LUKSEMBURG – Jerman dan Italia menolak seruan untuk membekukan kerja sama antara Uni Eropa dan Israel. Penolakan ini muncul di tengah meningkatnya kemarahan atas perang di Lebanon dan situasi di Tepi Barat, Palestina, yang mendorong Spanyol dan Irlandia untuk kembali mengajukan penghentian perjanjian yang telah terjalin sejak Juni 2000. Namun, upaya tersebut belum mendapat dukungan mayoritas di kalangan menteri luar negeri Uni Eropa yang bertemu di Luksemburg.
Menteri Luar Negeri Jerman, Johann Wadephul, menilai proposal penghentian kerja sama tersebut tidak proporsional. “Kita harus berbicara dengan Israel tentang isu-isu penting. Hal itu harus dilakukan dalam dialog yang kritis dan konstruktif dengan Israel,” ujarnya, mengutip AFP, Rabu (22/4/2026).
Senada dengan Jerman, Menteri Luar Negeri Italia, Antonio Tajani, juga menyatakan bahwa belum ada keputusan yang akan diambil pada pertemuan tersebut. Sikap negara-negara anggota Uni Eropa terhadap Israel memang semakin menguat, terutama setelah invasi Israel ke Lebanon dan pengesahan undang-undang baru mengenai hukuman mati bagi warga Palestina di Tepi Barat yang diduduki.
“Kita perlu bertindak. Kita perlu memastikan bahwa nilai-nilai fundamental kita dilindungi,” tegas Menteri Luar Negeri Irlandia, Helen McEntee, menggarisbawahi urgensi untuk melindungi prinsip-prinsip dasar yang dipegang oleh Uni Eropa.
Dorongan Sanksi Belum Berbuah Hasil
Kekhawatiran atas korban sipil dalam perang di Gaza telah mendorong Uni Eropa untuk mengajukan berbagai langkah potensial guna menekan Israel tahun lalu. Opsi yang sempat dibahas meliputi pemutusan hubungan perdagangan atau pemberian sanksi kepada para menteri pemerintah Israel. Namun, hingga kini, belum ada satu pun dari langkah-langkah yang diusulkan oleh Brussels tersebut yang berhasil mendapatkan dukungan cukup dari negara-negara anggota untuk diimplementasikan.

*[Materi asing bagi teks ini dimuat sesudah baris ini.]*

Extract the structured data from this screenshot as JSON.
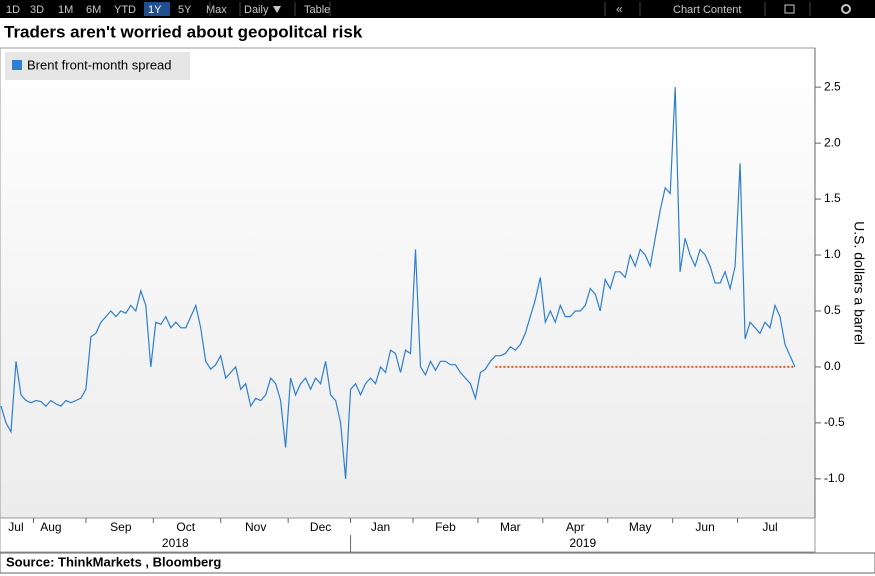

Untuk dapat menangguhkan seluruh perjanjian kerja sama Uni Eropa-Israel, diperlukan suara bulat dari 27 negara anggota. Proposal semacam itu hampir dipastikan akan dihadang oleh negara-negara yang merupakan sekutu Israel. Sebagai alternatif yang lebih realistis, Uni Eropa dapat menangguhkan sebagian dari kesepakatan yang memfasilitasi hubungan perdagangan yang lebih erat. Namun, langkah ini pun membutuhkan dukungan mayoritas dari negara-negara anggota Uni Eropa.
Implementasi alternatif tersebut akan memerlukan perubahan sikap dari negara-negara besar Uni Eropa seperti Jerman atau Italia. Meskipun demikian, Italia sendiri telah memberikan sinyal bahwa mereka mungkin bersedia mengambil sikap yang lebih tegas terhadap Israel, terutama terkait penangguhan perjanjian pertahanan.
“Langkah-langkah yang sudah ada di meja perundingan yang membutuhkan mayoritas bersyarat akan mengharuskan negara-negara bagian untuk mengubah posisi mereka,” kata Menteri Luar Negeri Estonia, Kaja Kallas, seusai pertemuan. “Kita tidak melihat hal itu hari ini, tetapi diskusi ini akan terus berlanjut.”
Perubahan Politik Hongaria Picu Harapan Baru
Di sisi lain, terdapat upaya untuk mengedepankan langkah-langkah yang lebih kecil. Prancis dan Swedia kembali menyuarakan seruan yang sebelumnya telah diajukan oleh beberapa negara Uni Eropa lainnya, yaitu menghentikan impor barang dari permukiman Israel di Tepi Barat yang diduduki.
Usulan terpisah mengenai pemberian sanksi kepada para pemukim Israel di Tepi Barat sebelumnya sempat diveto oleh Hongaria selama berbulan-bulan. Namun, kekalahan Viktor Orban, yang dikenal sebagai pendukung setia Israel, dalam pemilihan umum Hongaria baru-baru ini, telah memunculkan harapan baru di kalangan negara-negara Uni Eropa lainnya.